Señor Director:

El 27 de diciembre de 2023, entre Navidad y Año Nuevo, Codelco y SQM anunciaron un acuerdo directo para explotar el litio del Salar de Atacama -pertenencias mineras de Corfo- hasta el año 2060, sin licitación pública alguna. La Contraloría tomó razón del contrato recién el 19 de diciembre de 2025.

El economista Jorge Quiroz -hoy ministro de Hacienda- estimó en su momento, mediante un estudio de 75 páginas encargado por el Grupo Errázuriz, que el Estado chileno dejó sobre la mesa aproximadamente USD $5.200 millones por no haber llamado a licitación. El presidente de Codelco, Máximo Pacheco, lo llamó “cálculo de una servilleta”. Quiroz respondió que “lo raro es no licitar”.

Hoy en su rol de ministro, Quiroz enfrenta una caja fiscal exigua, un MEPCO sin reservas que obligó a decretar el histórico “bencinazo” del 26 de marzo -aumentos de $370 por litro en gasolina y $580 en diésel- y una popularidad presidencial que cayó 14 puntos en tres semanas. El propio Quiroz ha reconocido que mantener el MEPCO en su formato original costaba cerca de USD $200 millones semanales, lo que equivale a entre USD $500 millones y USD $1.000 millones mensuales. En otras palabras: los USD $5.000 que el Estado dejó sobre la mesa por no licitar el litio habrían bastado para financiar medio año de subsidio al combustible, evitando el golpe al bolsillo de los chilenos y el colapso de popularidad que trajo consigo.

Según el economista Manuel Cruzat Valdés, en artículos publicados en su blog outsider.cl en noviembre de 2025 y abril de 2026, aún estaríamos a tiempo de revertir ese contrato por dos vías distintas:

1. La propia Contraloría al entregar su aprobación dejó abierto un estudio de juridicidad sobre el actuar de Corfo, entidad que -a diferencia de Codelco- no goza de estatuto especial y está sujeta al principio general de licitación de la Ley 19.886.

2. El Departamento de Justicia de Estados Unidos y la SEC tienen abierta una investigación por posibles actos de corrupción sobre SQM, cuya resolución podría afectar la validez del acuerdo. El propio Cruzat ingresó solicitudes formales ante ambas instituciones en 2024.

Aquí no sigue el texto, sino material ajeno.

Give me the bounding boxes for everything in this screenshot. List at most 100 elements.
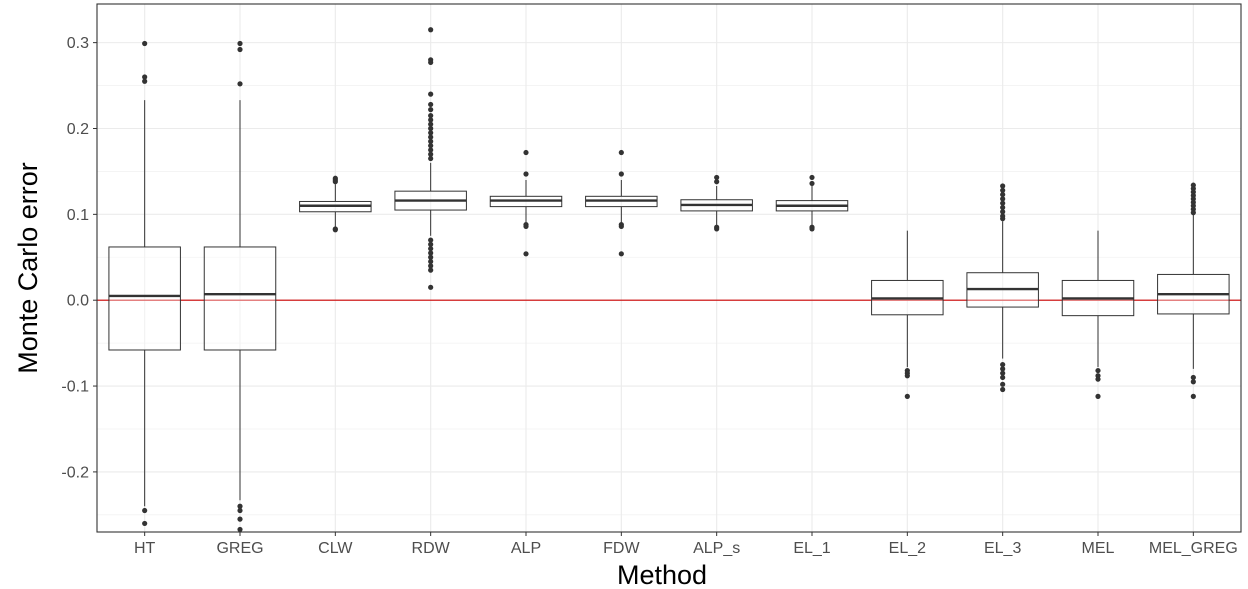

Pero más allá de los montos involucrados, lo más valioso para Chile en plazos más largos radicaría en recuperar la señal de seriedad del país hacia el exterior y hacia los propios empresarios en Chile. Esa señal parte por algo tan elemental como licitar abierta y competitivamente el desarrollo del litio, y que la Contraloría y el Gobierno hagan lo que corresponde para corregir lo que se hizo mal. Un país que no es capaz de licitar su activo más valioso difícilmente puede pedirle a los mercados internacionales ni a sus propios privados que confíen en sus instituciones.

La pregunta sigue en pie: ¿qué espera este gobierno para revertir ese contrato y licitar la explotación del litio?